Two weeks until Super Bowl Sunday … and yesterday our 49’ers fought their way into the SB game. Some of you may be delighted that KC is the other team entering the fray for February 2nd.

It was an exciting day, with my mother, brother and sister-in-law and one of their sons’ families here.

As we watched and cheered and sidelined the plays, we also visited. I enjoyed some conversation with Mom and saw her reading to her great-granddaughter on the couch.

Kyle, Don and I enjoyed time together before the others arrived. Sheila, Heather and I talked about how life might change for Heather once her Cadence starts kindergarten this Fall, and some of what Don and I have been discussing regarding priorities.

I am grateful for events that bring family and friends together … whether it’s a bi-weekly Family Night, as we generally celebrate with those of our family who are still in the area; a football game, or Super Bowl; or a special holiday; or even when someone is ill and others draw alongside to comfort, encourage and help. And I recognize that in our world we have many opportunities for such gatherings to which individuals in other countries and cultures may not be privy.

God has given us the family as a wonderful system of support, encouragement, accountability, training and love. Because of evil in the world, the family often breaks down into abuse, dysfunction, greed. But when family members love and care for one another, the relationships are a tremendous gift.

And there’s another Family God has given us.

Behold what manner of love the Father has given to us, that we should be called children of God. And that is what we are! The reason the world does not know us is that it did not know Him. Beloved, we are now children of God, and what we will be has not yet been revealed. We know that when Christ appears, we will be like Him, for we will see Him as He is. And everyone who has this hope in Him purifies himself, just as Christ is pure.

I John 1:1-3

Amazing to think that when we trust Christ we are called children of God, and are therefore brothers and sisters with each other. This family, too, can become dysfunctional. Selfishness, greed, misunderstandings, hurt feelings, all enter at times. Despite the forgiveness and grace of God, we are still sinful persons in process of becoming like Christ. And we are challenged to forgive and receive forgiveness, to restore relationships because of God’s great love and sacrifice for us. To be freed of the guilt of sin, the shame of hurtful actions, is an amazing gift.

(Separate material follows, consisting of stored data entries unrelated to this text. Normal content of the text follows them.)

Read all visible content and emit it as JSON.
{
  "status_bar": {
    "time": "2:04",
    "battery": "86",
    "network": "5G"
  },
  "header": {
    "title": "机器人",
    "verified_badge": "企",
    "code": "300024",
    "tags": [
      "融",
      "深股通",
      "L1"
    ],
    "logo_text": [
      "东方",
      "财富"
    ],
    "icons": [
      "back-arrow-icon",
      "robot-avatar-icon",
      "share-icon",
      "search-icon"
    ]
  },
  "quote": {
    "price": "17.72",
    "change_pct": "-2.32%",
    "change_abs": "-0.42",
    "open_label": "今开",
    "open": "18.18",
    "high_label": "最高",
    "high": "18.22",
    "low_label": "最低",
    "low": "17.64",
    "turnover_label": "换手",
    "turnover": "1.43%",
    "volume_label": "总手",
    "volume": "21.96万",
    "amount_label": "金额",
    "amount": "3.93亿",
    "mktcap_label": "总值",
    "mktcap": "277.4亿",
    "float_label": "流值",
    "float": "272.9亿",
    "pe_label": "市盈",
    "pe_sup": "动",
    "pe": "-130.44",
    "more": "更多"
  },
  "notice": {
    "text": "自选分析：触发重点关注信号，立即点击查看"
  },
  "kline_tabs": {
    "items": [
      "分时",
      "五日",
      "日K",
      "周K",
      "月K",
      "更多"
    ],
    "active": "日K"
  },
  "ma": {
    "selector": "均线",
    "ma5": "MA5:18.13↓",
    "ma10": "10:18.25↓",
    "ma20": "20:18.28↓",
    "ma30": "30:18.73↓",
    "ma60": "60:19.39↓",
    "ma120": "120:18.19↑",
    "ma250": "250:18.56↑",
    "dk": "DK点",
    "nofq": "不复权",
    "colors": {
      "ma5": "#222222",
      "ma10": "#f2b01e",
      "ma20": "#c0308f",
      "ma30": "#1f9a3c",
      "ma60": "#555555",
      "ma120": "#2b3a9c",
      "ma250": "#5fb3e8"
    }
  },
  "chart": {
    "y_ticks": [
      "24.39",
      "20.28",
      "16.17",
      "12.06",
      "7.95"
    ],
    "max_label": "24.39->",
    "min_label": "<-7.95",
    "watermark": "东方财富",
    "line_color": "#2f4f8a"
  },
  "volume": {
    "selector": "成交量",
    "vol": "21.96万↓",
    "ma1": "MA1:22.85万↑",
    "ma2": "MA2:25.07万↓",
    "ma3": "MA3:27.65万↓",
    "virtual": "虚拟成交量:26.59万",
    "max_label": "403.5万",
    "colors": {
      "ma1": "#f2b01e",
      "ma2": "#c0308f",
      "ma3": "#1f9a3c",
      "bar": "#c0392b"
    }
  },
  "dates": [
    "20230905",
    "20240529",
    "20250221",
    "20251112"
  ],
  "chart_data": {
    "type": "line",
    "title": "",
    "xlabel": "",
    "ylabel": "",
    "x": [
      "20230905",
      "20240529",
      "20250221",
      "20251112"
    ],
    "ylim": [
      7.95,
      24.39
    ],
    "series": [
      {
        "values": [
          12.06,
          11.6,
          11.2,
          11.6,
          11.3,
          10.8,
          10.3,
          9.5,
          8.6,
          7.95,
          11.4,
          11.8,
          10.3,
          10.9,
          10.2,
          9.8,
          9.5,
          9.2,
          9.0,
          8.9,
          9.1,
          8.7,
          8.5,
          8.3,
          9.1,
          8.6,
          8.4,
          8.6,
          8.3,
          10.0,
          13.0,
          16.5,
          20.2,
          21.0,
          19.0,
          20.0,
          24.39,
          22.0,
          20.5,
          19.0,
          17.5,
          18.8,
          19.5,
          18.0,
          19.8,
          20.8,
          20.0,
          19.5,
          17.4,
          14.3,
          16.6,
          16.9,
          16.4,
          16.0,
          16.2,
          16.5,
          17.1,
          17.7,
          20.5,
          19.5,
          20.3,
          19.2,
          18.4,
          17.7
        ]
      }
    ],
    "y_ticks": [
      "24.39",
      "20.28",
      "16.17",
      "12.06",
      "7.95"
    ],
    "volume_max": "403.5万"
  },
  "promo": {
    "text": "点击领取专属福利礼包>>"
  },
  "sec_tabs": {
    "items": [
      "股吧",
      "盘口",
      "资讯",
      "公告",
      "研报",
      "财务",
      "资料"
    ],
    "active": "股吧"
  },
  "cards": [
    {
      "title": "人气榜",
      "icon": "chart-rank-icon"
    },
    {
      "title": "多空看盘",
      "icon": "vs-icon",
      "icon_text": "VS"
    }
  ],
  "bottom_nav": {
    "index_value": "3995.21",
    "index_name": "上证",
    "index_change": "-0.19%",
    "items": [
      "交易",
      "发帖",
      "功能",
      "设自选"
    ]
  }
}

Last Wednesday and Thursday I enjoyed an overnight get-together with six delightful women with whom I was in a Bible study for several years. Half of the group has moved away from our area, so this was a rich and fun time to be together. We laughed and commented on fashions and interactions as we watched the Downton Abbey movie; as five of us converged on one bed Thursday morning to chat; and as we opened our hearts to share a rich time of sharing and praying for each other. Another wonderful gift!

So today I’m thankful for both my families–the relations by blood and by marriage, and those I received by entering the family of God through faith in Jesus Christ. I pray that I will be willing to ask for, and to give, forgive-ness in both; and to humbly receive forgiveness offered in love. And that I will rejoice in any opportunity to be with either or both families for the purpose of encouraging, strengthening, and loving each other.

Be kind and compassionate to one another, forgiving each other, just as in Christ God forgave you.

Ephesians 4:32

What’s a special tradition you celebrate with family or friends?